Sometimes I am a combination of body double and assistant. I may sort the mail, open it, and hand it to the client one piece at a time. The client then does the task that is needed and hands it back to me to file if appropriate. We may chat a bit about what needs to be done but the client actually pays the bill, makes the call, or discards the paper.

A body double does not have to be a paid professional. A friend or family member can do the work of a body double if they understand what is expected of them. If they realize that they are being the best help by sitting near the person but not intruding. They can read a book or work on a crossword puzzle but just by being there the person will continue to work. I have had one client use her sister as a body double while she was the body double for her sister. One lived in Georgia and the other in Texas. They would connect by phone and for one hour would work on projects with just a word or two as they worked to make certain each was on task.

Once a person accepts that a body double can be an important tool to help hem, it can be a relatively easy way to move a project forward.


Jonda S. Beattie

Professional Organizer

Virtual Organization

Atlanta traffic can be terrible. Many times, I have long drives to client’s homes, often arriving a bit early to allow for mishaps in traffic. When I arrive early, I usually park away from their home until the time I am supposed to arrive.

At times my client is also returning to their home and they get caught up in traffic. I sit and wait for their arrival but now the clock is ticking for them on using their assigned time. I have had clients lose up to and even over an hour of their scheduled time this way. Other times clients have forgotten or been unrealistic about tasks they have had to do before our appointment and I get a call or text about being late as I am almost at their home.

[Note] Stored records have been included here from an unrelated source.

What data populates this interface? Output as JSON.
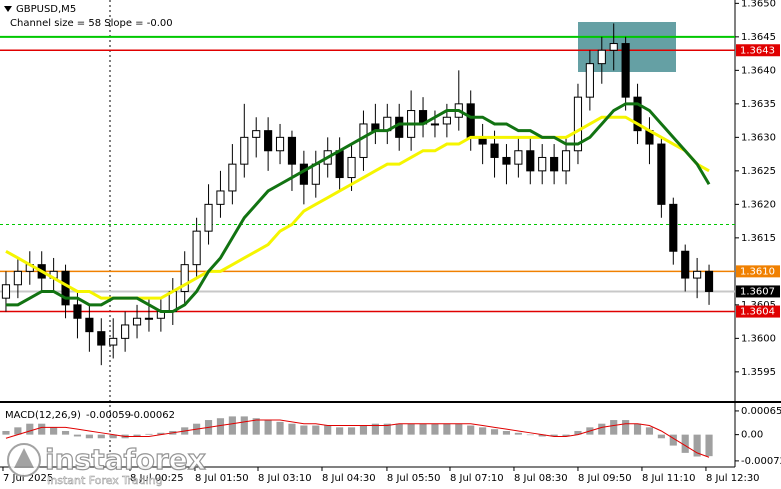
{
  "watermark": {
    "brand": "instaforex",
    "tagline": "Instant Forex Trading"
  },
  "chart_data": [
    {
      "type": "candlestick",
      "title": "GBPUSD,M5",
      "subtitle": "Channel size = 58 Slope = -0.00",
      "xlim": [
        -0.5,
        59.5
      ],
      "ylim": [
        1.35908,
        1.36505
      ],
      "xticks": [
        {
          "value": -0.25,
          "label": "7 Jul 2025"
        },
        {
          "value": 10.41,
          "label": "8 Jul 00:25"
        },
        {
          "value": 15.86,
          "label": "8 Jul 01:50"
        },
        {
          "value": 21.15,
          "label": "8 Jul 03:10"
        },
        {
          "value": 26.52,
          "label": "8 Jul 04:30"
        },
        {
          "value": 31.97,
          "label": "8 Jul 05:50"
        },
        {
          "value": 37.26,
          "label": "8 Jul 07:10"
        },
        {
          "value": 42.63,
          "label": "8 Jul 08:30"
        },
        {
          "value": 48.0,
          "label": "8 Jul 09:50"
        },
        {
          "value": 53.37,
          "label": "8 Jul 11:10"
        },
        {
          "value": 58.74,
          "label": "8 Jul 12:30"
        }
      ],
      "yticks": [
        {
          "value": 1.365,
          "label": "1.3650"
        },
        1.3645,
        {
          "value": 1.364,
          "label": "1.3640"
        },
        1.3635,
        {
          "value": 1.363,
          "label": "1.3630"
        },
        1.3625,
        {
          "value": 1.362,
          "label": "1.3620"
        },
        1.3615,
        1.3605,
        {
          "value": 1.36,
          "label": "1.3600"
        },
        1.3595
      ],
      "bull_color": "#ffffff",
      "bear_color": "#000000",
      "open": [
        1.3606,
        1.3608,
        1.361,
        1.3611,
        1.3609,
        1.361,
        1.3605,
        1.3603,
        1.3601,
        1.3599,
        1.36,
        1.3602,
        1.3603,
        1.3603,
        1.3604,
        1.3607,
        1.3611,
        1.3616,
        1.362,
        1.3622,
        1.3626,
        1.363,
        1.3631,
        1.3628,
        1.363,
        1.3626,
        1.3623,
        1.3626,
        1.3628,
        1.3624,
        1.3627,
        1.3632,
        1.3631,
        1.3633,
        1.363,
        1.3634,
        1.3632,
        1.3632,
        1.3633,
        1.3635,
        1.363,
        1.3629,
        1.3627,
        1.3626,
        1.3628,
        1.3625,
        1.3627,
        1.3625,
        1.3628,
        1.3636,
        1.3641,
        1.3643,
        1.3644,
        1.3636,
        1.3631,
        1.3629,
        1.362,
        1.3613,
        1.3609,
        1.361
      ],
      "high": [
        1.361,
        1.3612,
        1.3613,
        1.3613,
        1.3612,
        1.3611,
        1.3607,
        1.3605,
        1.3603,
        1.3603,
        1.3604,
        1.3605,
        1.3606,
        1.3606,
        1.3609,
        1.3613,
        1.3618,
        1.3623,
        1.3625,
        1.3629,
        1.3635,
        1.3633,
        1.3633,
        1.3632,
        1.3631,
        1.3628,
        1.3628,
        1.363,
        1.363,
        1.3629,
        1.3634,
        1.3635,
        1.3635,
        1.3635,
        1.3637,
        1.3636,
        1.3634,
        1.3635,
        1.364,
        1.3637,
        1.3632,
        1.3631,
        1.3629,
        1.363,
        1.363,
        1.3629,
        1.3629,
        1.363,
        1.3638,
        1.3643,
        1.3645,
        1.3647,
        1.3645,
        1.3638,
        1.3633,
        1.363,
        1.3621,
        1.3614,
        1.3612,
        1.3611
      ],
      "low": [
        1.3604,
        1.3606,
        1.3608,
        1.3607,
        1.3607,
        1.3603,
        1.36,
        1.3598,
        1.3596,
        1.3597,
        1.3598,
        1.36,
        1.3601,
        1.3601,
        1.3602,
        1.3605,
        1.3609,
        1.3614,
        1.3618,
        1.362,
        1.3624,
        1.3627,
        1.3625,
        1.3626,
        1.3622,
        1.362,
        1.3621,
        1.3624,
        1.3622,
        1.3622,
        1.3625,
        1.3629,
        1.3629,
        1.3628,
        1.3628,
        1.363,
        1.363,
        1.363,
        1.3631,
        1.3628,
        1.3626,
        1.3624,
        1.3623,
        1.3624,
        1.3623,
        1.3623,
        1.3623,
        1.3623,
        1.3626,
        1.3634,
        1.3638,
        1.364,
        1.3634,
        1.3629,
        1.3626,
        1.3618,
        1.3611,
        1.3607,
        1.3606,
        1.3605
      ],
      "close": [
        1.3608,
        1.361,
        1.3611,
        1.3609,
        1.361,
        1.3605,
        1.3603,
        1.3601,
        1.3599,
        1.36,
        1.3602,
        1.3603,
        1.3603,
        1.3604,
        1.3607,
        1.3611,
        1.3616,
        1.362,
        1.3622,
        1.3626,
        1.363,
        1.3631,
        1.3628,
        1.363,
        1.3626,
        1.3623,
        1.3626,
        1.3628,
        1.3624,
        1.3627,
        1.3632,
        1.3631,
        1.3633,
        1.363,
        1.3634,
        1.3632,
        1.3632,
        1.3633,
        1.3635,
        1.363,
        1.3629,
        1.3627,
        1.3626,
        1.3628,
        1.3625,
        1.3627,
        1.3625,
        1.3628,
        1.3636,
        1.3641,
        1.3643,
        1.3644,
        1.3636,
        1.3631,
        1.3629,
        1.362,
        1.3613,
        1.3609,
        1.361,
        1.3607
      ],
      "series": [
        {
          "color": "#f5f500",
          "values": [
            1.3613,
            1.3612,
            1.3611,
            1.361,
            1.3609,
            1.3608,
            1.3607,
            1.3607,
            1.3606,
            1.3606,
            1.3606,
            1.3606,
            1.3606,
            1.3606,
            1.3607,
            1.3608,
            1.3609,
            1.361,
            1.361,
            1.3611,
            1.3612,
            1.3613,
            1.3614,
            1.3616,
            1.3617,
            1.3619,
            1.362,
            1.3621,
            1.3622,
            1.3623,
            1.3624,
            1.3625,
            1.3626,
            1.3626,
            1.3627,
            1.3628,
            1.3628,
            1.3629,
            1.3629,
            1.363,
            1.363,
            1.363,
            1.363,
            1.363,
            1.363,
            1.363,
            1.363,
            1.363,
            1.3631,
            1.3632,
            1.3633,
            1.3633,
            1.3633,
            1.3632,
            1.3631,
            1.363,
            1.3629,
            1.3628,
            1.3626,
            1.3625
          ]
        },
        {
          "color": "#127312",
          "values": [
            1.3605,
            1.3605,
            1.3606,
            1.3607,
            1.3607,
            1.3606,
            1.3606,
            1.3605,
            1.3605,
            1.3606,
            1.3606,
            1.3606,
            1.3605,
            1.3604,
            1.3604,
            1.3605,
            1.3607,
            1.361,
            1.3612,
            1.3615,
            1.3618,
            1.362,
            1.3622,
            1.3623,
            1.3624,
            1.3625,
            1.3626,
            1.3627,
            1.3628,
            1.3629,
            1.363,
            1.3631,
            1.3631,
            1.3632,
            1.3632,
            1.3632,
            1.3633,
            1.3634,
            1.3634,
            1.3633,
            1.3633,
            1.3632,
            1.3632,
            1.3631,
            1.3631,
            1.363,
            1.363,
            1.3629,
            1.3629,
            1.363,
            1.3632,
            1.3634,
            1.3635,
            1.3635,
            1.3634,
            1.3632,
            1.363,
            1.3628,
            1.3626,
            1.3623
          ]
        }
      ],
      "levels": [
        {
          "value": 1.3645,
          "color": "#00c800"
        },
        {
          "value": 1.3643,
          "label": "1.3643",
          "color": "#e00000"
        },
        {
          "value": 1.3617,
          "color": "#00c800",
          "dash": true
        },
        {
          "value": 1.361,
          "label": "1.3610",
          "color": "#f08000"
        },
        {
          "value": 1.3607,
          "label": "1.3607",
          "color": "#c8c8c8",
          "label_color": "#000000"
        },
        {
          "value": 1.3604,
          "label": "1.3604",
          "color": "#e00000"
        }
      ]
    },
    {
      "type": "macd",
      "title": "MACD(12,26,9)",
      "xlim": [
        -0.5,
        59.5
      ],
      "ylim": [
        -0.00086,
        0.00084
      ],
      "yticks": [
        0.00065,
        {
          "value": 0,
          "label": "0.00"
        },
        -0.00072
      ],
      "series": [
        {
          "color": "#a0a0a0",
          "values": [
            0.0001,
            0.0002,
            0.0003,
            0.0003,
            0.0002,
            0.0001,
            -5e-05,
            -0.0001,
            -0.0001,
            -0.0001,
            -0.0001,
            -5e-05,
            2e-05,
            5e-05,
            0.0001,
            0.0002,
            0.0003,
            0.0004,
            0.00045,
            0.0005,
            0.0005,
            0.00045,
            0.0004,
            0.00035,
            0.0003,
            0.00025,
            0.00025,
            0.00025,
            0.0002,
            0.0002,
            0.00025,
            0.0003,
            0.0003,
            0.0003,
            0.0003,
            0.0003,
            0.0003,
            0.0003,
            0.0003,
            0.00025,
            0.0002,
            0.00015,
            0.0001,
            5e-05,
            0,
            -5e-05,
            -5e-05,
            -5e-05,
            0.0001,
            0.0002,
            0.0003,
            0.0004,
            0.0004,
            0.0003,
            0.0002,
            -0.0001,
            -0.0003,
            -0.0005,
            -0.0006,
            -0.00059
          ]
        },
        {
          "color": "#e00000",
          "values": [
            -0.0001,
            0,
            0.0001,
            0.0002,
            0.0002,
            0.0002,
            0.00015,
            0.0001,
            5e-05,
            0,
            -5e-05,
            -5e-05,
            -5e-05,
            0,
            5e-05,
            0.0001,
            0.00015,
            0.0002,
            0.00025,
            0.0003,
            0.00035,
            0.0004,
            0.0004,
            0.0004,
            0.00035,
            0.0003,
            0.0003,
            0.00025,
            0.00025,
            0.00025,
            0.00025,
            0.00025,
            0.00025,
            0.0003,
            0.0003,
            0.0003,
            0.0003,
            0.0003,
            0.0003,
            0.0003,
            0.00025,
            0.0002,
            0.00015,
            0.0001,
            5e-05,
            0,
            -5e-05,
            -5e-05,
            0,
            0.0001,
            0.0002,
            0.00025,
            0.0003,
            0.0003,
            0.00025,
            0.0001,
            -0.0001,
            -0.0003,
            -0.0005,
            -0.00062
          ]
        }
      ]
    }
  ]
}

Just yesterday, a client lost 2 of her 3 paid hours. She has occasionally used virtual organizing with me before, but those sessions had been mostly consultations and brainstorming sessions. I pointed out to her again yesterday that we could set up virtual sessions working on the projects she needed to do. I would be her body double and accountability partner via Facetime. She could set her times when she knew she could be home for at least an hour and not lose paid time trying to get home.

We set two times for this coming Friday where she would have everything in place for the project and we would Facetime for an hour. Then we plan to take an hour break where she was not paying for my time and resume for another hour. After that second hour she could continue to work for a while and send me pictures and texts showing her progress.

This is one example of how virtual organization saves time and money for the client.